Improving Sales

Sales people should be seen or heard however possible

January 5, 2010
By Howard Feiertag
Hotel and Motel Management

We have to wonder these days about the effectiveness of sales interactions that take place in person vs. over e-mail, and social networking’s role. Do we do a better job face-to-face in making a sale or can we do better by using other means? Maybe not even face-to-face— maybe just voice-to-voice could work better, like using the old-fashioned telephone.

New electronic devices keep coming up that try to do the work for sales people by making contact with prospects for business. How much difference is there between personal contact and electronic contact for effective selling? Albert Mehrabion, a researcher of mid-20th-century communication, has found that in any face-to-face communication, the components of the communicated message are:

• 7 percent words
• 38 percent tone of voice
• 55 percent body language

In the e-mail-driven society of today, tone and body language are entirely stripped from communication. Using video gives back the ability to use intonation, expressions and gestures to communicate.

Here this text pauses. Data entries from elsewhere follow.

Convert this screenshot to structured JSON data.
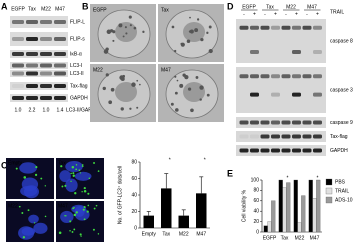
{
  "panel_a": {
    "label": "A",
    "lanes": [
      "EGFP",
      "Tax",
      "M22",
      "M47"
    ],
    "blots": [
      "FLIP-L",
      "FLIP-s",
      "IκB-α",
      "LC3-I",
      "LC3-II",
      "Tax-flag",
      "GAPDH"
    ],
    "ratios": [
      "1.0",
      "2.2",
      "1.0",
      "1.4"
    ],
    "ratio_label": "LC3-II/GAPDH"
  },
  "panel_b": {
    "label": "B",
    "images": [
      "EGFP",
      "Tax",
      "M22",
      "M47"
    ]
  },
  "panel_c": {
    "label": "C",
    "images": [
      "Empty",
      "Tax",
      "M22",
      "M47"
    ]
  },
  "panel_d": {
    "label": "D",
    "groups": [
      "EGFP",
      "Tax",
      "M22",
      "M47"
    ],
    "treatment": "TRAIL",
    "signs": [
      "-",
      "+",
      "-",
      "+",
      "-",
      "+",
      "-",
      "+"
    ],
    "blots": [
      "caspase 8",
      "caspase 3",
      "caspase 9",
      "Tax-flag",
      "GAPDH"
    ]
  },
  "panel_e": {
    "label": "E"
  },
  "chart_data": [
    {
      "type": "bar",
      "y_label": "No. of GFP-LC3⁺ dots/cell",
      "categories": [
        "Empty",
        "Tax",
        "M22",
        "M47"
      ],
      "values": [
        15,
        48,
        15,
        42
      ],
      "errors": [
        5,
        18,
        7,
        20
      ],
      "color": "#000000",
      "ylim": [
        0,
        80
      ],
      "yticks": [
        0,
        20,
        40,
        60,
        80
      ],
      "annotations": [
        {
          "category": "Tax",
          "text": "*"
        },
        {
          "category": "M47",
          "text": "*"
        }
      ]
    },
    {
      "type": "grouped_bar",
      "y_label": "Cell viability %",
      "categories": [
        "EGFP",
        "Tax",
        "M22",
        "M47"
      ],
      "series": [
        {
          "name": "PBS",
          "color": "#000000",
          "values": [
            12,
            100,
            100,
            100
          ]
        },
        {
          "name": "TRAIL",
          "color": "#e0e0e0",
          "values": [
            20,
            85,
            18,
            65
          ]
        },
        {
          "name": "ADS-10",
          "color": "#9a9a9a",
          "values": [
            60,
            95,
            70,
            100
          ]
        }
      ],
      "ylim": [
        0,
        100
      ],
      "yticks": [
        0,
        20,
        40,
        60,
        80,
        100
      ],
      "legend": "right",
      "annotations": [
        {
          "category": "Tax",
          "text": "*"
        },
        {
          "category": "M47",
          "text": "*"
        }
      ]
    }
  ]
}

Professor Frank Bernieri, while at the University of Toledo studied first impressions and how they can affect a candidate applying for a job. His study reflected that watching a 15-second video was nearly identical to a 20-minute, in-person interview. This tells us something about the value, in sales, of getting a prospect to see and hear a sales person rather than reading an e-mail or website message.

Several years ago, a Stanford University graduate developed Vipe, a video program to help recruiters do a better job interviewing. From a sales standpoint, Vipe allows a sales person to interact with prospects as if the person was in the room. It works in an e-mail to a prospect; once the e-mail is opened, the prospect sees the sales person delivering a short message, and asks for some interaction. For more on Vipe, visit www.vipepower.com.

We need to remember the key to sales during this economic downturn is just more personal interaction, by any means, with all prospects. That’s what works; we used to call it “knocking on doors.”